As accomplished faculty with advertising, media management and commercial production backgrounds are being driven out of the college, our professional media practice and media management students are struggling to find courses to take and faculty to chair and serve on their committees. The graduate programs in the college have been known for training professionals, artists and scholars for meaningful careers in academia and the media industries. I fear that the professional aspect of the graduate program is falling by the wayside and that artists and scholars will only be trained in a narrow critical/cultural perspective.
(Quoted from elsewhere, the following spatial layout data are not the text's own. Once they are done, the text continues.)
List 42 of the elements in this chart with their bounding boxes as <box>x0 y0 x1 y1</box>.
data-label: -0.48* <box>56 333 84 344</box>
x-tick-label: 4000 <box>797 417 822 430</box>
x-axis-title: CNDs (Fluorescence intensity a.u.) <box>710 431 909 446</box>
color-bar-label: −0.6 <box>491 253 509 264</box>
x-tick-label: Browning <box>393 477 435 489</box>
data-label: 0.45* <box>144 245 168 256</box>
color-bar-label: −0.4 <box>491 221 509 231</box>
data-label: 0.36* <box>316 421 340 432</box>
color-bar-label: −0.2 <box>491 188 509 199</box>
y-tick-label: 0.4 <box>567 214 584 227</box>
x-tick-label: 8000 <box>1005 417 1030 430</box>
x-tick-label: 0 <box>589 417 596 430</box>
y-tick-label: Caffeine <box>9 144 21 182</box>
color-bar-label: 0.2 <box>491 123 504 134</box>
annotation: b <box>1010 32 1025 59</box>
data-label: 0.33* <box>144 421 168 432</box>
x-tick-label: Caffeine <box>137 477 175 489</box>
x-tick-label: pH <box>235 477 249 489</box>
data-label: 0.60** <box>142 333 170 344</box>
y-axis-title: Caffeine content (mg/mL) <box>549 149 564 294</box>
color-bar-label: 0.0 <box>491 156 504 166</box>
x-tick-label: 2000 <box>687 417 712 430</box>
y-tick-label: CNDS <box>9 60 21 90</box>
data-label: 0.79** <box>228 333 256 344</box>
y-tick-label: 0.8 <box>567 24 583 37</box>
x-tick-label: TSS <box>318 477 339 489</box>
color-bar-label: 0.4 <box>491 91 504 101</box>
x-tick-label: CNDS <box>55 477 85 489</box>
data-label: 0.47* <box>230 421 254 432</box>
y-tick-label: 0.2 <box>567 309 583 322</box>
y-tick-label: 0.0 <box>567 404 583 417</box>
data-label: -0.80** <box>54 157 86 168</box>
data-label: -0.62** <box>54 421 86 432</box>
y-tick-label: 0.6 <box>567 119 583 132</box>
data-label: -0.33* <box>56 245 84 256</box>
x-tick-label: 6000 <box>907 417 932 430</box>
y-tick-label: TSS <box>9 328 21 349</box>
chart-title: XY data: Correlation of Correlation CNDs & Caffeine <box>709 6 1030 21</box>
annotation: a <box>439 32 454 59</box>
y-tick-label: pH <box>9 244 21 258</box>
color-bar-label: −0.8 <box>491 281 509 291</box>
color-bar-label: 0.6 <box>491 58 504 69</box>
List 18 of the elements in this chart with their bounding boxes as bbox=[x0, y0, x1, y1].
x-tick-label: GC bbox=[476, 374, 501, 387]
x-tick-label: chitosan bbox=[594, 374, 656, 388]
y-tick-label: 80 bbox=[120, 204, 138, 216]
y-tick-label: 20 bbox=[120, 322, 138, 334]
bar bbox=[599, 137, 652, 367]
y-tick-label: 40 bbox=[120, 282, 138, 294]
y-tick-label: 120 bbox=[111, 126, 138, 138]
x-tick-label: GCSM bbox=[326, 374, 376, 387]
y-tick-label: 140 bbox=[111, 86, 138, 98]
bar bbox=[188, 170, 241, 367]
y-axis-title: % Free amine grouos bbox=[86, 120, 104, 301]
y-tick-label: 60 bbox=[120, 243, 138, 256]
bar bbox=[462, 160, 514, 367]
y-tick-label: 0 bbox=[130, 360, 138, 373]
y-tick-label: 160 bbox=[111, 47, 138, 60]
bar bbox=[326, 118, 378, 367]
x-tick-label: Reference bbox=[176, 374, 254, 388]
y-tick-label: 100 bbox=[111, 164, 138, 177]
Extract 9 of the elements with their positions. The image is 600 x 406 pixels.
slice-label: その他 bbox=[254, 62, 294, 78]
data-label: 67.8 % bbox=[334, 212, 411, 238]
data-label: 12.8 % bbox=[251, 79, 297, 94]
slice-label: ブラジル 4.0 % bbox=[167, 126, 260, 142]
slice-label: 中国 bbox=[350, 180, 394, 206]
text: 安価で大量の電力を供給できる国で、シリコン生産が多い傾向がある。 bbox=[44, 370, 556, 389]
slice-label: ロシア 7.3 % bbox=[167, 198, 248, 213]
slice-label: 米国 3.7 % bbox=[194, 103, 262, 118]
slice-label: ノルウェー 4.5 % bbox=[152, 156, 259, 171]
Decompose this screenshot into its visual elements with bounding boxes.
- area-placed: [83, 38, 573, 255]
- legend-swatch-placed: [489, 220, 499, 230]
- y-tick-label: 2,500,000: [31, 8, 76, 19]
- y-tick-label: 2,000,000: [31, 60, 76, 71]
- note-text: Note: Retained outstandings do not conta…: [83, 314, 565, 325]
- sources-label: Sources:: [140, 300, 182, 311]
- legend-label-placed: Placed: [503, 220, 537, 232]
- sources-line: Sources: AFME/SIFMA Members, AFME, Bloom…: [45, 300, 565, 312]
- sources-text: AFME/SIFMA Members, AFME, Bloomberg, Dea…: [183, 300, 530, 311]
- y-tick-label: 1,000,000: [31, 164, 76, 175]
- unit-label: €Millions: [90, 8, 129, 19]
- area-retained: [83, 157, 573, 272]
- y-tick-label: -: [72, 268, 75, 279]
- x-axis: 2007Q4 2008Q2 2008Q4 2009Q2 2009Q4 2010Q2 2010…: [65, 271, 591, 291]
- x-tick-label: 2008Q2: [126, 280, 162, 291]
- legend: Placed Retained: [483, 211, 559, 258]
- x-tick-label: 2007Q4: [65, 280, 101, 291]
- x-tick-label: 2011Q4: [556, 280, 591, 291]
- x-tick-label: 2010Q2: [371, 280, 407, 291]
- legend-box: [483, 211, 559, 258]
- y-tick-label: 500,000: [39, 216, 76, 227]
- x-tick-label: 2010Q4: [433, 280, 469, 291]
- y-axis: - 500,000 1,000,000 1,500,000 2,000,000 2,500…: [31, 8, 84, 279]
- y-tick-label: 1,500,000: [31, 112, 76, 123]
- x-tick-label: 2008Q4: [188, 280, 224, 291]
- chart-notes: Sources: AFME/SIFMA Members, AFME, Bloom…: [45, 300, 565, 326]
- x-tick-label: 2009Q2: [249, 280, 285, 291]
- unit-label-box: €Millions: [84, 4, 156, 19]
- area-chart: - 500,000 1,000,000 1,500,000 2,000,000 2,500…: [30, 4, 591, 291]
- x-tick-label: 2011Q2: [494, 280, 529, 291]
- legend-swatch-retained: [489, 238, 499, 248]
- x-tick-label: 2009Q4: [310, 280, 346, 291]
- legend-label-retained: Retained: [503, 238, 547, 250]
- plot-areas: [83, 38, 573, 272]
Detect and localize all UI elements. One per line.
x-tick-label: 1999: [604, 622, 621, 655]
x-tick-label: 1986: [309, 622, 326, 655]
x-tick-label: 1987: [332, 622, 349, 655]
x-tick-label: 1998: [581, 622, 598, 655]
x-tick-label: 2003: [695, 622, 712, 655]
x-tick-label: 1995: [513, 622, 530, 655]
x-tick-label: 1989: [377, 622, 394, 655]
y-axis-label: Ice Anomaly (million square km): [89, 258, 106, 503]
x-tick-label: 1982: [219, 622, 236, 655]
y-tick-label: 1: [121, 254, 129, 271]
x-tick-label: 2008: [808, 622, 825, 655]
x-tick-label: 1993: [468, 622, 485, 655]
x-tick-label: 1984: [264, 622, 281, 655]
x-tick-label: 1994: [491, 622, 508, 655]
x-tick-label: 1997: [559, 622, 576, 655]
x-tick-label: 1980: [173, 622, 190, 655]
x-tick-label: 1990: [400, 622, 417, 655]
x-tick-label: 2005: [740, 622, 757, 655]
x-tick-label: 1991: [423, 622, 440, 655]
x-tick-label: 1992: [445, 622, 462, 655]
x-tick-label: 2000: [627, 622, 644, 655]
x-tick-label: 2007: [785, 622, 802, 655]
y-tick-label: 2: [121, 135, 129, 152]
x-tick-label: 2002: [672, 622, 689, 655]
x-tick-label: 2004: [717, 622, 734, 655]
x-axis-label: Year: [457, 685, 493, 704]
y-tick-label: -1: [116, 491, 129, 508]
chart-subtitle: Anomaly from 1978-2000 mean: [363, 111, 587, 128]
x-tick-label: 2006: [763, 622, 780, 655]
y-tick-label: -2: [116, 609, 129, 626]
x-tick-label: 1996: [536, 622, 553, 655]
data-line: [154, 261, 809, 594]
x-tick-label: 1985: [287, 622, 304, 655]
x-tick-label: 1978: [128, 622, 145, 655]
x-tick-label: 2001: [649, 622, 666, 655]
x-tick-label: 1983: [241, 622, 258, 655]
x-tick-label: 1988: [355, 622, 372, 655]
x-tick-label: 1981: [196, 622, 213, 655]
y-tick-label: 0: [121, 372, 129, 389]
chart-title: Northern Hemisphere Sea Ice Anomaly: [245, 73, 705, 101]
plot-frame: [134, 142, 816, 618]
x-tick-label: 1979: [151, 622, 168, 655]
I am leaving Carbondale June 30th with a heavy heart, not only for all the friends, colleagues and graduate students who I will be leaving behind, but because the graduate and undergraduate programs I have been a part of for 18 years are being replaced to the detriment of our graduate and undergraduate students alike.

4 comments:

Anonymous said...

I'm told 100 of the 600 lost students this year (on campus) were from MCMA. No peace, no students.

Anonymous said...

There's no way they can keep that Dean if that's true.

Anonymous said...

I'm not faculty but I've been in MCMA for more than eight years and I cant' substantiate everything Tom says but it's _VERY_ close to true.

PeterG said...

I don't know if this letter is true, but I know the fellow who wrote the letter. I'm sure he thought it was true when he wrote it. Clearly the truth in conflicts like this is very difficult to find.

One of the problems when your leader has no people skills is this kind of thing never is mediated. So it grows and grows. Now it has a life of its own and fixing it is going to be hard.